The supplement crackdown
While the federal government is opening one door, 20 state legislatures are closing another.
New York already passed a law restricting the sale of products marketed for "muscle building" or "weight loss." Creatine is named in the statute. A federal court upheld it. And since that ruling, the floodgates opened. New Jersey, California, Washington, Texas, Illinois, Michigan, and more than a dozen other states have introduced their own versions.
In our last piece, we broke down the state-by-state crackdown on supplement access. If you missed it, [read it here].
What we didn't fully cover last time is how the mechanism works. And it's the same mechanism that banned those 7 peptides.
The FDA used three words to restrict peptides: "significant safety risks." State legislators use six words to restrict your products: "marketed for muscle building or weight loss." The phrases are different. The playbook is identical. Label something with the right language, and access disappears without a single study proving harm.
The FDA didn't restrict peptides because clinical trials proved they were dangerous. The product doesn't change. The science doesn't change. The words change. And the words carry the legal power.
That's how you lose access without anyone proving you should. And that's how you get it back when someone with authority decides the words should change.
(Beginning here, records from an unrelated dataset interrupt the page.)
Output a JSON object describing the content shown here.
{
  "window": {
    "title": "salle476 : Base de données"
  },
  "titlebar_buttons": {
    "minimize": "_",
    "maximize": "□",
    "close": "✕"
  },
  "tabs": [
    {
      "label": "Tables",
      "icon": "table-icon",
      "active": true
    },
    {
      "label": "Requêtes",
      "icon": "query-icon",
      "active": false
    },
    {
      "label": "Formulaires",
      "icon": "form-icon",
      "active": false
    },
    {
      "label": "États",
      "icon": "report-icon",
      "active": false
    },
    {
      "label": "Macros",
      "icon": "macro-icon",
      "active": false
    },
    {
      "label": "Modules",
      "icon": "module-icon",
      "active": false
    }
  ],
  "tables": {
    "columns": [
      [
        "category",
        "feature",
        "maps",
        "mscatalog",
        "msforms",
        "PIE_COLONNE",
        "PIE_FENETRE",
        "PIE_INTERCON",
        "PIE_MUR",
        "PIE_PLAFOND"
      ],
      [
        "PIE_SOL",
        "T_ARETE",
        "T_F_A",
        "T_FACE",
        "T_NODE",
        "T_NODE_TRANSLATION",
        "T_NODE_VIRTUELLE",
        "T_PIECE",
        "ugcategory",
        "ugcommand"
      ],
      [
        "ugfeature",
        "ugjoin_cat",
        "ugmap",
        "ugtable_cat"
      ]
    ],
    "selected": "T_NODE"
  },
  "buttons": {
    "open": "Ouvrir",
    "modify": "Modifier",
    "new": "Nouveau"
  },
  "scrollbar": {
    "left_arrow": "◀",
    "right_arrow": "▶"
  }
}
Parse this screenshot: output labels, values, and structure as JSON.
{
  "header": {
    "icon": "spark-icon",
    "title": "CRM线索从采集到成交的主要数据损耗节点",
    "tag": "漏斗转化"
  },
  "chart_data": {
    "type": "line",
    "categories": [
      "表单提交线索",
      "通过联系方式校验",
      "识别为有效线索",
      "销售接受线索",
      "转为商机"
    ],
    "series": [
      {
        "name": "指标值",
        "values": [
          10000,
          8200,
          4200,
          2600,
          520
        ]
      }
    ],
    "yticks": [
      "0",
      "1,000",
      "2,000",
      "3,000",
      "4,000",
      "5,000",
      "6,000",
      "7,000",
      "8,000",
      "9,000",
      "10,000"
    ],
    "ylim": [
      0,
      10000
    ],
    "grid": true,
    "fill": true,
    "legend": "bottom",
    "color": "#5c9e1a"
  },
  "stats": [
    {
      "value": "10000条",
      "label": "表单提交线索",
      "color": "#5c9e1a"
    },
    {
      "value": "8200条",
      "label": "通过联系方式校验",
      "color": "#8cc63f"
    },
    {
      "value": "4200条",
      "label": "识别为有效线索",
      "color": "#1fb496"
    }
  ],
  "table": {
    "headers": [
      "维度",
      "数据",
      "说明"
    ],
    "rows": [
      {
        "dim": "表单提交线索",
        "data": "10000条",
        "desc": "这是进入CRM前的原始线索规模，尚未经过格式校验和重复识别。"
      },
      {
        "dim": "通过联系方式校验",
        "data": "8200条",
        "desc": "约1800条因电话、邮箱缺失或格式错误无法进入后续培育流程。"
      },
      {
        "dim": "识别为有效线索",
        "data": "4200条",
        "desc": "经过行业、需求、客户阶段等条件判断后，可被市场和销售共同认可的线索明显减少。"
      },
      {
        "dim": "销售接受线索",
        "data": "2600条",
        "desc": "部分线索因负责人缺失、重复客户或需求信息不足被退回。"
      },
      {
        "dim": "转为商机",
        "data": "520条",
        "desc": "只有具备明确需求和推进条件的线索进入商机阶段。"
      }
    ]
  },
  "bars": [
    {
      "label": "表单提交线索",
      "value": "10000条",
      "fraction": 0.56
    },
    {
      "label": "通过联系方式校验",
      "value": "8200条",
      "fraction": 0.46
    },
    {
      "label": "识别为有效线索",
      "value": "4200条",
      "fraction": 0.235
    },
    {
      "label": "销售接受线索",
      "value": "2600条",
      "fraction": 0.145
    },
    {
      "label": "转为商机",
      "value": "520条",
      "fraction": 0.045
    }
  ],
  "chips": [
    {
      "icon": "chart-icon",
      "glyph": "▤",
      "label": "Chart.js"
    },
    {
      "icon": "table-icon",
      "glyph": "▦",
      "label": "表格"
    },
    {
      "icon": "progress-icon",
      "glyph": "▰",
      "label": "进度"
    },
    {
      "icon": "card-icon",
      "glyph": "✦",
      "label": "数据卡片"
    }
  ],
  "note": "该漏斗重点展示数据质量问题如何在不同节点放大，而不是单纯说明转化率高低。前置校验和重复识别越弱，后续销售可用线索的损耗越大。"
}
The proof is on your shelf
Creatine is named in the statute. Over 1,000 peer-reviewed studies across three decades confirm it increases strength, improves cognitive function, and supports bone density. No pattern of safety concerns has emerged in the FDA's adverse event reporting system despite decades of widespread use. And they want to restrict it. But creatine didn't trigger the law. The word "muscle" on the label did.
We fought alongside the NPA when the FDA tried to reclassify NMN. After a citizen petition and a lawsuit, the FDA reversed course in September 2025. NMN stayed legal. Now the word "energy" or "metabolism" on the label gives state politicians the tool to finish what the FDA couldn't.
Tongkat Ali has published, peer-reviewed research on cortisol and hormonal balance. The word "performance" makes it a target. Berberine has clinical data on metabolic health. The word "metabolism" puts it in scope.
These are the same products +100 of you named last week:
An 81-year-old who bikes 20 miles a day, swims, and trains at the gym. A 77-year-old contractor who's never been out of shape and still works with his hands every day.
Real people. Real names. Real comments on our last post.
Several of you said it in the comments before we did: this is a First Amendment issue. Restricting truthful words on a label is restricting speech. The CRN is already challenging New York's law on those exact grounds. The case is still open.
Legal or restricted. Based on which words are on the outside, not what's on the inside.
This isn't abstract. These bills reach products you told us you take every day...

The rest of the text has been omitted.